Abstract

Asian and western cultures have developed different concepts of the connection between body, mind and spirit strongly influenced by culture, worldview and spirit of the age. These concepts are reflected in different medical systems, their different diagnostic and therapeutic procedures. An integration process of different psychosomatic concepts is going on in east and west. In the last decades the west has become increasingly interested in the holistic/psychosomatic approach of acupuncture, Ayurveda and Tibetan medicine. After the integration of western scientific medicine China is looking more and more for western mental health strategies, respectively, for western psychotherapy and its broad spectrum of schools. Based on the different historical and cultural background the process of integration is different.
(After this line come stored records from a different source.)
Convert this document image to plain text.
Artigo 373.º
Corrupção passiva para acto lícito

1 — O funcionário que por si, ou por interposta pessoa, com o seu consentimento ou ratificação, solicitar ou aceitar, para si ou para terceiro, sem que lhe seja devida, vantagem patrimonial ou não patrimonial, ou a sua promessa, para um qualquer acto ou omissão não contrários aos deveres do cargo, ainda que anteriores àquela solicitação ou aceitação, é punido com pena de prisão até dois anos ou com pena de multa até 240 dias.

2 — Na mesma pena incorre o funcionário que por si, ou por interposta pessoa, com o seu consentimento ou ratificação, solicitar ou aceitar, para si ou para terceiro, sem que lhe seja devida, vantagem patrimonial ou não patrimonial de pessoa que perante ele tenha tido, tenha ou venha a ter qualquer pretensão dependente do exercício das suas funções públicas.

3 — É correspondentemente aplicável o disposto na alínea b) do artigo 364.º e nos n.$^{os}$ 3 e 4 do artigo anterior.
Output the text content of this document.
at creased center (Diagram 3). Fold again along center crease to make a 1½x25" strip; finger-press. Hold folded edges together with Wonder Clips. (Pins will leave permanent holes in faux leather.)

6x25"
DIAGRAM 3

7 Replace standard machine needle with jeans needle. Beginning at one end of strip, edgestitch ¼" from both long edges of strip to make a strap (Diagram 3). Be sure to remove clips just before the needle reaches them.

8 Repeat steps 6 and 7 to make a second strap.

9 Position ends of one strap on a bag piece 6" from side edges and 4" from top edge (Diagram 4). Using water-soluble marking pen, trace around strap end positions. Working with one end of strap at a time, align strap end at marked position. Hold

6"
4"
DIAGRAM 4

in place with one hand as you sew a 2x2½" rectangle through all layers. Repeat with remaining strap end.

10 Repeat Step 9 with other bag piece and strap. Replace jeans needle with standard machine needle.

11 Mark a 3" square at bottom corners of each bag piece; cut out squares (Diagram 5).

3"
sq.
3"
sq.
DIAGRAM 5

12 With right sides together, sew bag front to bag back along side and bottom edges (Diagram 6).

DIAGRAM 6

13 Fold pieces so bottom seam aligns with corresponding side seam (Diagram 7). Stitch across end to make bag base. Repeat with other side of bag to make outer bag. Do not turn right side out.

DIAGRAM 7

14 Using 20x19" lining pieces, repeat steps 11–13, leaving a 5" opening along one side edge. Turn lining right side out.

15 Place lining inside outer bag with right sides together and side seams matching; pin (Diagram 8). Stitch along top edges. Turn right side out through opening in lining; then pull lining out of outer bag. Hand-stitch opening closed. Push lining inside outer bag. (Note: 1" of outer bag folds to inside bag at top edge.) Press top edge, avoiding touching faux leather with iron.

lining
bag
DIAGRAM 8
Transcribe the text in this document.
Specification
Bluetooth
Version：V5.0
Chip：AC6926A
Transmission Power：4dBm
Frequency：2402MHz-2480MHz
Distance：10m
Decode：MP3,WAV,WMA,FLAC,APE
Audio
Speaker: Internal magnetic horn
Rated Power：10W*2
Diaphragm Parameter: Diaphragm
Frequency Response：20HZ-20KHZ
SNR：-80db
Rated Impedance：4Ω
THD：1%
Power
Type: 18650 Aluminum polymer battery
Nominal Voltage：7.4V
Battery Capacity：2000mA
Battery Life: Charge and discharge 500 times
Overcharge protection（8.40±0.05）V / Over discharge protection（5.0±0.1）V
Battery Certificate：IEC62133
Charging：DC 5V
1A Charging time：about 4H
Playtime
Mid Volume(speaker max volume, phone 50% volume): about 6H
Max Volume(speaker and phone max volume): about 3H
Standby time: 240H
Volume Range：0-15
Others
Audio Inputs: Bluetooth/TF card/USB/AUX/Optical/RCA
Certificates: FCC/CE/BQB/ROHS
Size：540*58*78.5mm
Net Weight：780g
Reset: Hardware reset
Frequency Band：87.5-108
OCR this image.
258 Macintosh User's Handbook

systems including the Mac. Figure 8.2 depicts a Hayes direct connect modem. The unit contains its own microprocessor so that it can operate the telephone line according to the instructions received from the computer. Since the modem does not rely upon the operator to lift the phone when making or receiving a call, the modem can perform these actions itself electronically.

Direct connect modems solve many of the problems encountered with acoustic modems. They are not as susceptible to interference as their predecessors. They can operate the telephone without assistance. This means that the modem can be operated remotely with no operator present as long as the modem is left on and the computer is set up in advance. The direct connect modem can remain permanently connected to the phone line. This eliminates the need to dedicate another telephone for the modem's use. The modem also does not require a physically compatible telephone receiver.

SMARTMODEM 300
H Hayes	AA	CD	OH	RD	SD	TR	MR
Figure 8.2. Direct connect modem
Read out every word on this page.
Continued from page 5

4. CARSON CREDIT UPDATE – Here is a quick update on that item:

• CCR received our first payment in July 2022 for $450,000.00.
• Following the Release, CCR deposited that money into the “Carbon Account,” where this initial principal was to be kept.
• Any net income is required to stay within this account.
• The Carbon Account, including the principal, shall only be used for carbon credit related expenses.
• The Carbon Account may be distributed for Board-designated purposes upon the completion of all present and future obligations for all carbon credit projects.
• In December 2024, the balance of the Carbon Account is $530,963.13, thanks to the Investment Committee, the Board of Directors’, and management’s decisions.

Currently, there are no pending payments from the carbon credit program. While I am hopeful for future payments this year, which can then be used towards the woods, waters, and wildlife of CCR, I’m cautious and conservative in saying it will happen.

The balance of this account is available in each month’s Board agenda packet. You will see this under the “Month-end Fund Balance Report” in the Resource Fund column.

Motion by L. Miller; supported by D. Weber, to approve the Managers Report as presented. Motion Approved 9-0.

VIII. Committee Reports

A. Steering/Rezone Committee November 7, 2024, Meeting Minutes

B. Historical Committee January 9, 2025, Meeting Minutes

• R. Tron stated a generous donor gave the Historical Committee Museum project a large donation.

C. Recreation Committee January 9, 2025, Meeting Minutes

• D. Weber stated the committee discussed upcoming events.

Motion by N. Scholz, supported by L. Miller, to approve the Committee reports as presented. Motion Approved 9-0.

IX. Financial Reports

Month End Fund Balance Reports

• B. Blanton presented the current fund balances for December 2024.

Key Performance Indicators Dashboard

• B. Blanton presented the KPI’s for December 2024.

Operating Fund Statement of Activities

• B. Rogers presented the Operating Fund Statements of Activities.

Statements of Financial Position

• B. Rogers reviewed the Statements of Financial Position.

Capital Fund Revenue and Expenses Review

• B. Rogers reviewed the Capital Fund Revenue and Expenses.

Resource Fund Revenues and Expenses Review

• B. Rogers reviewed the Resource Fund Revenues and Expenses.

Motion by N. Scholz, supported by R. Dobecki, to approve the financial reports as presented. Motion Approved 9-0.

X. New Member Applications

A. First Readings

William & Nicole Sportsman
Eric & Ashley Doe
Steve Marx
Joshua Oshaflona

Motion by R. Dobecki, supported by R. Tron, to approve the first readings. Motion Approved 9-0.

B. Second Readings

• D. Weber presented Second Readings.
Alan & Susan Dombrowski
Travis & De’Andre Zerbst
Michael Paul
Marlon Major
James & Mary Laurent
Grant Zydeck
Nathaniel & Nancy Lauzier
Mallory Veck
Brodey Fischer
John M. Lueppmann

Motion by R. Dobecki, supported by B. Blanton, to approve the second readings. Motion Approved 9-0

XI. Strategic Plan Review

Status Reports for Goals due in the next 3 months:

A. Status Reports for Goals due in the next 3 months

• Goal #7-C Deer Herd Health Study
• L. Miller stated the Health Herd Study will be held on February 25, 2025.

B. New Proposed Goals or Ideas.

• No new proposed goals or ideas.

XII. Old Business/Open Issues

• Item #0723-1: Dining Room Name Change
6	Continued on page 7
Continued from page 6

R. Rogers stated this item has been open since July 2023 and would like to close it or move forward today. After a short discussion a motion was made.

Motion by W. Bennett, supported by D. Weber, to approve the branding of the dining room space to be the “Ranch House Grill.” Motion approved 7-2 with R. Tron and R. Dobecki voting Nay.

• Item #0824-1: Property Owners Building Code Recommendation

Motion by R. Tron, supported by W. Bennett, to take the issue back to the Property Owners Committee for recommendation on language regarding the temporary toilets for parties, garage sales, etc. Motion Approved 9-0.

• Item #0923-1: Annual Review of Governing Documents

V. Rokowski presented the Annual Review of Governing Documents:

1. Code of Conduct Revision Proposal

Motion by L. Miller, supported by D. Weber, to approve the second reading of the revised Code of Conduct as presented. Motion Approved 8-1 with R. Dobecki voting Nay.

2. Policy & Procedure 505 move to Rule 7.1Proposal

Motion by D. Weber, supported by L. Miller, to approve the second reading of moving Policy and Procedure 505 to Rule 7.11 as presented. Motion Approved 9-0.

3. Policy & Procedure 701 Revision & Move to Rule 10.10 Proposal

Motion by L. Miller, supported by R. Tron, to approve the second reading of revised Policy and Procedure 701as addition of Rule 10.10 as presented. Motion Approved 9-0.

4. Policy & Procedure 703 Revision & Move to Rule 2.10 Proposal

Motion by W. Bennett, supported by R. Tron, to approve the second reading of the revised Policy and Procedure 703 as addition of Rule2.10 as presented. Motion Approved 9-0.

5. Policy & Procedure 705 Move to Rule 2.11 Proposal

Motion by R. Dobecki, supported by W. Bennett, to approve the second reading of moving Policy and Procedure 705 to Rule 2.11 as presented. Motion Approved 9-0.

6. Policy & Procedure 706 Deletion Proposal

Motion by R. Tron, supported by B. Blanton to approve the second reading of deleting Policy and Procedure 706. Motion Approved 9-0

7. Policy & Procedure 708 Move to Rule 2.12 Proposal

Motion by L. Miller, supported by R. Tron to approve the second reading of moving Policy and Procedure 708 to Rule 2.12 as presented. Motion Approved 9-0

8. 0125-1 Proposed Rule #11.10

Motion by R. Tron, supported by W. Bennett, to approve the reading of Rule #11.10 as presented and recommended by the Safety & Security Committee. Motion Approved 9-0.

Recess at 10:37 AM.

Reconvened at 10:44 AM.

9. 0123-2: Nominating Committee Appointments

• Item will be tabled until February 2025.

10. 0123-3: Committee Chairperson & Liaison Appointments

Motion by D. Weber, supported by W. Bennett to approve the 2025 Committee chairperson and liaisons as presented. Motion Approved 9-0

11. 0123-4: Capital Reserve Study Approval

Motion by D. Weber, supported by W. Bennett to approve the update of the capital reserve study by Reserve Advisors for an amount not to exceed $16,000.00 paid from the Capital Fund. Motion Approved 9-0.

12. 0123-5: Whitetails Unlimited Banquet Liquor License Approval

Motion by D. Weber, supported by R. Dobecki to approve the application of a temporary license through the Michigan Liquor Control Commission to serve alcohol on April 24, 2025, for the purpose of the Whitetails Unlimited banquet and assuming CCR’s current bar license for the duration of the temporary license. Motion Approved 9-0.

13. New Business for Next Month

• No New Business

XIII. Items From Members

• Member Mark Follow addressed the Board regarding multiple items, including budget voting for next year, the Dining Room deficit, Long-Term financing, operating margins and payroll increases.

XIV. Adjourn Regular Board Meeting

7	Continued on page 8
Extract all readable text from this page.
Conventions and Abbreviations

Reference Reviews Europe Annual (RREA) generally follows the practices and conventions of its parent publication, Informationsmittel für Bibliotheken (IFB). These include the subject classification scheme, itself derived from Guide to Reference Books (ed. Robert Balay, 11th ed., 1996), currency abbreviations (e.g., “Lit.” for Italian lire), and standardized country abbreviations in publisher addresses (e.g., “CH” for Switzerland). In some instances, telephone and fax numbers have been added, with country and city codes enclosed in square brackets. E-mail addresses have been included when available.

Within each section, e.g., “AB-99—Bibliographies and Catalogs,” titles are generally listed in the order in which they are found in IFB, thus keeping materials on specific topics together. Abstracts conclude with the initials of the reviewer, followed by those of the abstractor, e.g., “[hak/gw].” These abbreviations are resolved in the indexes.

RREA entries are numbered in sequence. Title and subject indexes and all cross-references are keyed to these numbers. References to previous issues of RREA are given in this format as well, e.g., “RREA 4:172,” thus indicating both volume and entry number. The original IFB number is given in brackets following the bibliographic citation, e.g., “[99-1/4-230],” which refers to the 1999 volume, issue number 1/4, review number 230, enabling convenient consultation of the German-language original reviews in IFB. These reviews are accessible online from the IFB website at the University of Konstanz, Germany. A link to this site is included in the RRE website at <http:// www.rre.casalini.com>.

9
In this context also the phenomenon of pain is differently understood in east and west. It cannot be separated from the laws of universe and nature as well as from the human nature. The concepts of acute and chronic pain are diverse. Chronic pain is a specific reaction and part of a long time process of imbalance in the relations between the somatic, energetic/psychic and mental level of the patient. The treatment of pain should be an integrative therapeutic setting of different biomedical and CAM strategies including diagnostics and methods of Asian medical systems, their specific psychotherapeutic settings in combination with western psychotherapeutic interventions. The concepts of Asian medical systems are opening the possibility to work out an individual and specific therapeutic setting.